We demonstrated in our experiments, that our proposed method for a new facettation of active ingredients, achieves a high semantic accuracy. Since, on both levels of granularity, our approach constantly outperforms the baselines as well as reaches high precisions (beyond 80%). Thus, our facettation method clusters active ingredients in a meaningful way and therefore elements, contained in the same facet, share with a high accuracy a similar semantic. Next, we proved the sematic coverage of the facettation by investigating how well the individual semantics of the different categorization systems are reflected by our contextualized facets. Here, on both levels of granularity the different majority labels are moderate distributed. Moderate means, none categorization type dominates the overall facettation. Thus, our contextualization approach does reflect different semantics as given by the individual, manually curated categorization systems. This in turn shows that a facet consist of a composition of different categorization systems, in which the facet elements (active ingredients) share a similar semantic. In our pharmaceutical case, the facettation can be a suitable alternative to expensive as well as in most cases incomplete manually curated categorization systems. Moreover, we also demonstrated that our facettation is balanced and does not generate extreme distributions cluster sizes. Since, small (cluster size < 3) as well as very large cluster are quite rare. Thus, it reflects a given distribution in respect to the different categorization systems and therefore facets have a similar size compared to manually curated categorization system categories. Finally, we tested the semantic suitability of the facettation by comparing it with classical IR techniques. Our approach outperformed (up to 30%) TF-IDF-weighted vector space model. Therefore, our deep learning-based approach is a suitable alternative for classic IR-style frequency-based approaches.
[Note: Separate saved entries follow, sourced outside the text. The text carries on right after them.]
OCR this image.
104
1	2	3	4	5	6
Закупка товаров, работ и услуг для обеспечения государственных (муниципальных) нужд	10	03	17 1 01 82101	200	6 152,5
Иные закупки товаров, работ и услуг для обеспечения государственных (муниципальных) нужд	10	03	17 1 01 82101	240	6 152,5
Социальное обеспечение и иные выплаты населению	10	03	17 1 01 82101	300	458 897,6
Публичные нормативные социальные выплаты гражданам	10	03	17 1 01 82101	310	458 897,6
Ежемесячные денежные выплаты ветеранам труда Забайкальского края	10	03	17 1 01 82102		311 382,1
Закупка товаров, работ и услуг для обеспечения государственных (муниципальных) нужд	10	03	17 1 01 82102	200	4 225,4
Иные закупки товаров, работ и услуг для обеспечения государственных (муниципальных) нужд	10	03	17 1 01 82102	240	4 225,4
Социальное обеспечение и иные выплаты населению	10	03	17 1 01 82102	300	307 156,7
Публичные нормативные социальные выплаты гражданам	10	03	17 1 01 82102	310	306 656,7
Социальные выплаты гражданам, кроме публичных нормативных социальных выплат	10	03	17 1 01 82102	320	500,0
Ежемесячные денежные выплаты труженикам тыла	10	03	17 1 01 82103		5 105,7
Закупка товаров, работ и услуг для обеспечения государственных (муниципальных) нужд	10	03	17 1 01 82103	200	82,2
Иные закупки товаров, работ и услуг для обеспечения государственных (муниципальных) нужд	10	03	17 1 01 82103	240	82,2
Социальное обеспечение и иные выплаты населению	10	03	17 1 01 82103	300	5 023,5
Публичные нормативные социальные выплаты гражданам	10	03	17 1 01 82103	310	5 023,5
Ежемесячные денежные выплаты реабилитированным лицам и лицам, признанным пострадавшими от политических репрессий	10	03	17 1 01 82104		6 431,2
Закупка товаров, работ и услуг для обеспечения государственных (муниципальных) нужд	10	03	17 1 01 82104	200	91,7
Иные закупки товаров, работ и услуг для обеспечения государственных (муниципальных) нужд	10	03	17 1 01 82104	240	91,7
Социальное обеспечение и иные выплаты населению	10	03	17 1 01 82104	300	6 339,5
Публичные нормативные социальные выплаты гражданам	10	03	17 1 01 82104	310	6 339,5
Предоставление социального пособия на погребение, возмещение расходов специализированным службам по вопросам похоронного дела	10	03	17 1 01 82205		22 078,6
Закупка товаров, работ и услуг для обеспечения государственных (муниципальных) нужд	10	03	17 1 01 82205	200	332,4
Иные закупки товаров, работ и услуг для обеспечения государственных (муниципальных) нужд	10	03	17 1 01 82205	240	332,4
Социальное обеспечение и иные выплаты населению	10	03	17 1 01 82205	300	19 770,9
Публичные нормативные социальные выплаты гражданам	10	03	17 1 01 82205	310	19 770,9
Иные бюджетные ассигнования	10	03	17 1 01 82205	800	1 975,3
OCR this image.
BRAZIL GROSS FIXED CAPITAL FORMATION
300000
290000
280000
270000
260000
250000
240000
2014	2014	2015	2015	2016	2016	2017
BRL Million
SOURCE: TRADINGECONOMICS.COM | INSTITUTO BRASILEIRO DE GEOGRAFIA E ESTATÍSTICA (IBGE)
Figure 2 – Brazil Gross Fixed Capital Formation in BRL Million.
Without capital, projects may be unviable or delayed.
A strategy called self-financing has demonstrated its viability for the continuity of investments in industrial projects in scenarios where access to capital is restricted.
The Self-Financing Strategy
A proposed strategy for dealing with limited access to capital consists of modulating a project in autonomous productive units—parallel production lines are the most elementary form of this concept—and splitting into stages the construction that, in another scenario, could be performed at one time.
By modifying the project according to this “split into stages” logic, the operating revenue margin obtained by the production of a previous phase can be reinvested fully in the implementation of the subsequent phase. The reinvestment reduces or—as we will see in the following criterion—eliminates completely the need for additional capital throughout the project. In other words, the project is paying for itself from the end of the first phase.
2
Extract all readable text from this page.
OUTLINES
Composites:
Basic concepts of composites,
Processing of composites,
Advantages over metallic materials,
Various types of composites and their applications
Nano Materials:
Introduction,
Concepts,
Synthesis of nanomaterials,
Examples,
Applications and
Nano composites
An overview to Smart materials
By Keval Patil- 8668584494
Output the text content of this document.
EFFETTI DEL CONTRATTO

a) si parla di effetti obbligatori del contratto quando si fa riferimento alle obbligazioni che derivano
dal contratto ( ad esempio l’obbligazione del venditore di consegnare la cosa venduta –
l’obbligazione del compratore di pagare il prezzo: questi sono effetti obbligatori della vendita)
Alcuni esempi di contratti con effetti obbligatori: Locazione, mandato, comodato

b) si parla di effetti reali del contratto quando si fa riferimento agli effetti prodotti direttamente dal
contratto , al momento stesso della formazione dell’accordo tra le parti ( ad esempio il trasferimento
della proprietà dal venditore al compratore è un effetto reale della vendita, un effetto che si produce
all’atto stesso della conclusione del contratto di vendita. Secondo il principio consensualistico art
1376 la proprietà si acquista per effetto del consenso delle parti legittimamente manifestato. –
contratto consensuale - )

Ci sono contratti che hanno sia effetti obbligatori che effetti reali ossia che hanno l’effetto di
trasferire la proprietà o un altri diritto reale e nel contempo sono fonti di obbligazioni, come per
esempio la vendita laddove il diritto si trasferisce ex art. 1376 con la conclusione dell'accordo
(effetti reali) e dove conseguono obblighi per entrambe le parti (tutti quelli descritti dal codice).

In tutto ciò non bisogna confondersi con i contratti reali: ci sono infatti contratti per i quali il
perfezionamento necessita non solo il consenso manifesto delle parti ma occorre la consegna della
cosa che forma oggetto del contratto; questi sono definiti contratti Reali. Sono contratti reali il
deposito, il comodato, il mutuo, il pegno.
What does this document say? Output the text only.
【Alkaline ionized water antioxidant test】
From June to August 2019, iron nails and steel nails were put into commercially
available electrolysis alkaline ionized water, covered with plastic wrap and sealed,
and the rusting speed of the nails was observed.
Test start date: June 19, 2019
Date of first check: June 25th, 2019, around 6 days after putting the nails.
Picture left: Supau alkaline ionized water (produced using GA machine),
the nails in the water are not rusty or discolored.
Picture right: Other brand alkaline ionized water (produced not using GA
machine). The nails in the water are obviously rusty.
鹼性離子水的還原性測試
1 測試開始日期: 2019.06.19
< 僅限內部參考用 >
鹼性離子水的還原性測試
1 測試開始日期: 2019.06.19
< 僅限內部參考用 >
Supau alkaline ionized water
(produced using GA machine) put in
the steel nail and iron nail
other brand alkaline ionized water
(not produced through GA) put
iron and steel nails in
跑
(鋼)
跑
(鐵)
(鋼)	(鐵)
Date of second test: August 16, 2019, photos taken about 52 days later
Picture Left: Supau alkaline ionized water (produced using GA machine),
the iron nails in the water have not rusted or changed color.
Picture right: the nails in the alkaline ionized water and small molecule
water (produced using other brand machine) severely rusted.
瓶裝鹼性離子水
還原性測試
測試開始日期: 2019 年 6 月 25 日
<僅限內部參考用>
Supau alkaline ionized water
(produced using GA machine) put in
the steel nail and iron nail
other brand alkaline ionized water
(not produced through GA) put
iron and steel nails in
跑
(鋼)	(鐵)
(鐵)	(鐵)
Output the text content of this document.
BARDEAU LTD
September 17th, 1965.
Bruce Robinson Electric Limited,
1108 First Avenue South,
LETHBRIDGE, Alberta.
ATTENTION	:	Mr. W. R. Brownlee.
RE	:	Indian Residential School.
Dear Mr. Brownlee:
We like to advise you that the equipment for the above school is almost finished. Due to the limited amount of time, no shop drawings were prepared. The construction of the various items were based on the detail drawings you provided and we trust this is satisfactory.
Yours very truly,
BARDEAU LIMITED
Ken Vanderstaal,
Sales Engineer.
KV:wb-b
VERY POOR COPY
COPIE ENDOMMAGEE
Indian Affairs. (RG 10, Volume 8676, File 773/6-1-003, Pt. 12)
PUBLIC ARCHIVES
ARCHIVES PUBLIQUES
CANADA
In addition to the statistical evaluation presented in this paper, we also questioned domain experts for a first interpretation of our facettation. Surprisingly, they found hidden semantics for some of the low-accuracy facets. This may indicate that our facettation technique is able to discover hidden active ingredient contexts. A better understanding of such hidden contexts would be interesting. Furthermore, labeling of facets was however not considered in this paper. Such a labeling would prove quite useful for an interpretation of the individual facets as well as it could lead to a better understanding with respect to our facettation.